Relative distribution of TIA-1, a stress granule marker and ubiquitin in both cellular models as determined by Western blots. Relative distribution of TIA-1 expression in the (A) cytoplasm, (B) nucleus, (C) RIPA-soluble fraction and (D) urea-soluble fraction of the oxidative stress model, featuring HEK-293 cells overexpressing TDP-43 WT, which were treated with tetracycline (2 ug/mL, 48 h) and sodium arsenite (15 μM, 18 h). Relative distribution of TIA-1 in the SH-SY5Y TDP-43 M337V cells in the (E) cytoplasm, (F) nucleus, (G) RIPA-soluble fraction and (H) urea-soluble fraction. (I,J) Ubiquitin expression in the cytoplasm and nucleus of the oxidative stress model overexpressing TDP-43 WT. (K,L) Ubiquitin expression in the cytoplasm and nucleus of the SH-SY5Y TDP-43 M337V model. Both cell lines were treated with 1 and 2 (300 nM) for 18 h. Densitometry of TIA-1 and ubiquitin are normalised to α-tubulin for the cytoplasmic, RIPA-soluble and urea-soluble fraction and lamin B1 for the nuclear fraction.
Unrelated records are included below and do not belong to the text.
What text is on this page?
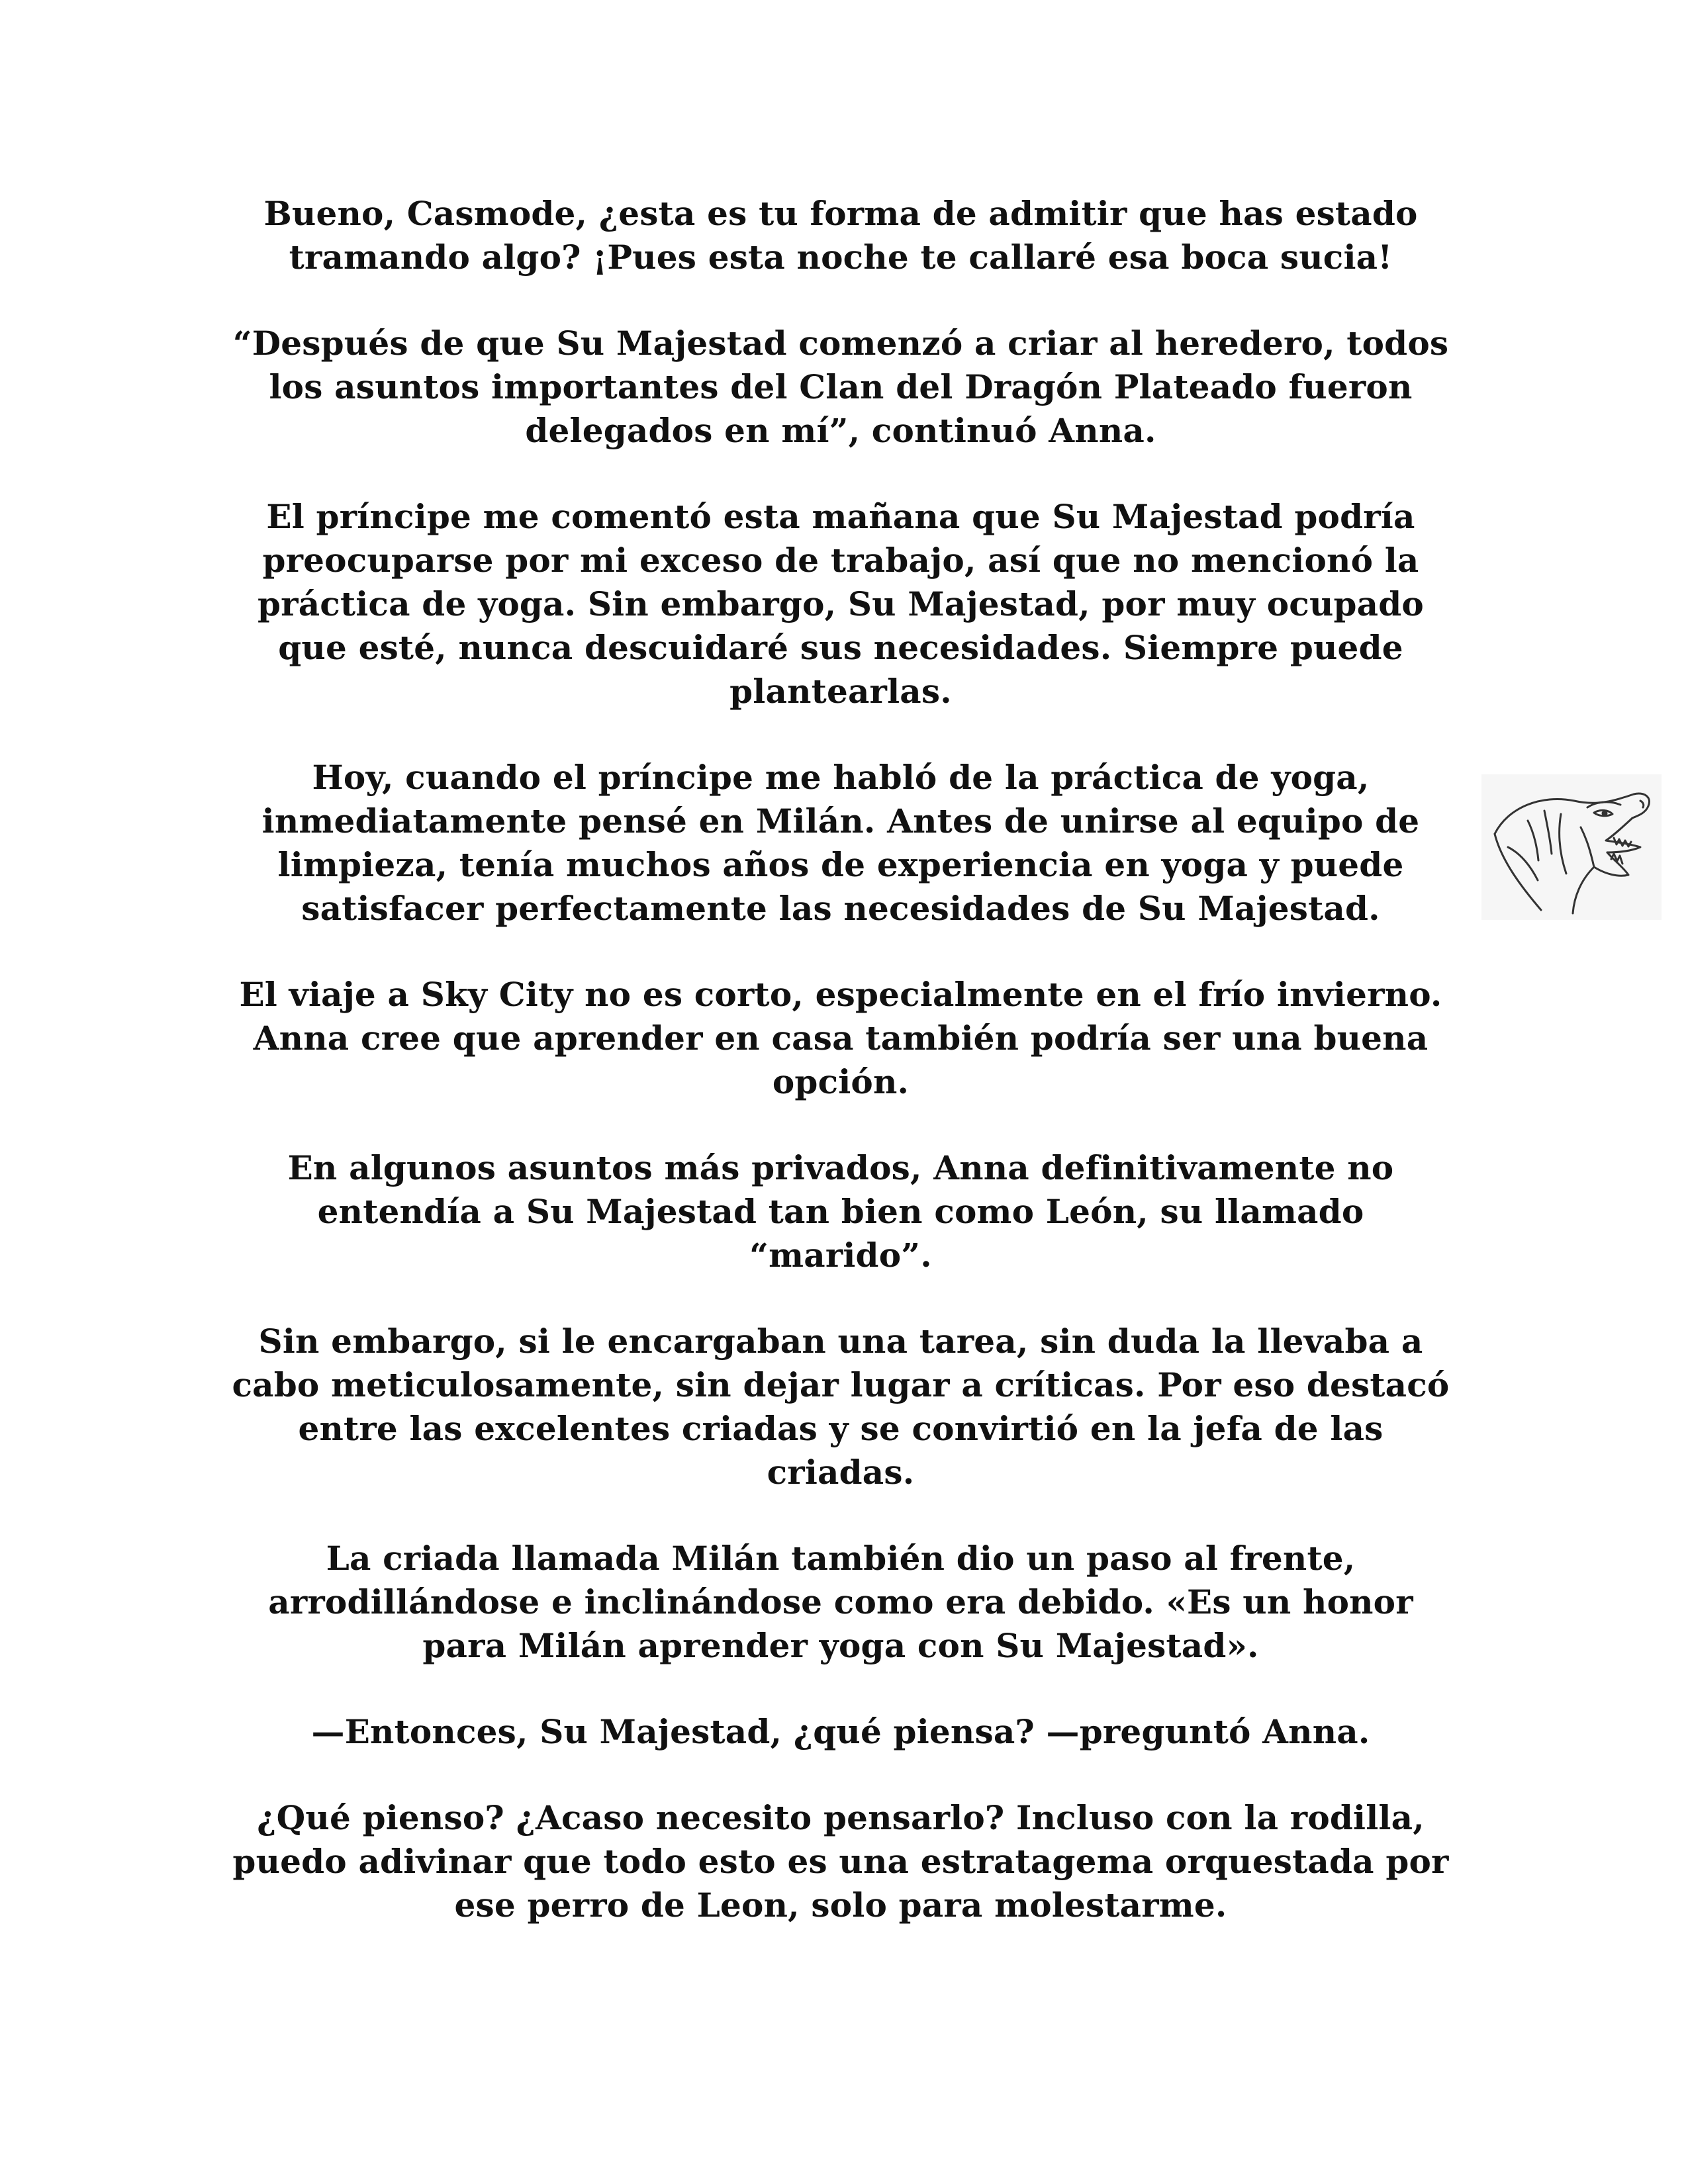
Bueno, Casmode, ¿esta es tu forma de admitir que has estado tramando algo? ¡Pues esta noche te callaré esa boca sucia!

“Después de que Su Majestad comenzó a criar al heredero, todos los asuntos importantes del Clan del Dragón Plateado fueron delegados en mí”, continuó Anna.

El príncipe me comentó esta mañana que Su Majestad podría preocuparse por mi exceso de trabajo, así que no mencionó la práctica de yoga. Sin embargo, Su Majestad, por muy ocupado que esté, nunca descuidaré sus necesidades. Siempre puede plantearlas.

Hoy, cuando el príncipe me habló de la práctica de yoga, inmediatamente pensé en Milán. Antes de unirse al equipo de limpieza, tenía muchos años de experiencia en yoga y puede satisfacer perfectamente las necesidades de Su Majestad.

El viaje a Sky City no es corto, especialmente en el frío invierno. Anna cree que aprender en casa también podría ser una buena opción.

En algunos asuntos más privados, Anna definitivamente no entendía a Su Majestad tan bien como León, su llamado “marido”.

Sin embargo, si le encargaban una tarea, sin duda la llevaba a cabo meticulosamente, sin dejar lugar a críticas. Por eso destacó entre las excelentes criadas y se convirtió en la jefa de las criadas.

La criada llamada Milán también dio un paso al frente, arrodillándose e inclinándose como era debido. «Es un honor para Milán aprender yoga con Su Majestad».

—Entonces, Su Majestad, ¿qué piensa? —preguntó Anna.

¿Qué pienso? ¿Acaso necesito pensarlo? Incluso con la rodilla, puedo adivinar que todo esto es una estratagema orquestada por ese perro de Leon, solo para molestarme.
Data represent mean ± SD, n ≥ 3. Significant differences between means were assessed by a one-way ANOVA with Dunnett’s post hoc test. * p < 0.05, ** p < 0.01, *** p < 0.001.

Figure 10

CellTiter-Blue^® cell viability assay. (A) Results were calculated as a percentage of HEK-293 cells treated with only tetracycline and not sodium arsenite. (B) The percentage viability is expressed as a percentage of untreated wild-type SH-SY5Y cells. Both cell lines were treated with 1, 2 (300 nM) or MG-132 (5 μM) for 18 h. Data represent mean ± SD, n≥ 3. Significant differences were tested using one-way ANOVA with Dunnett’s post-hoc test, * p < 0.05, *** p < 0.001.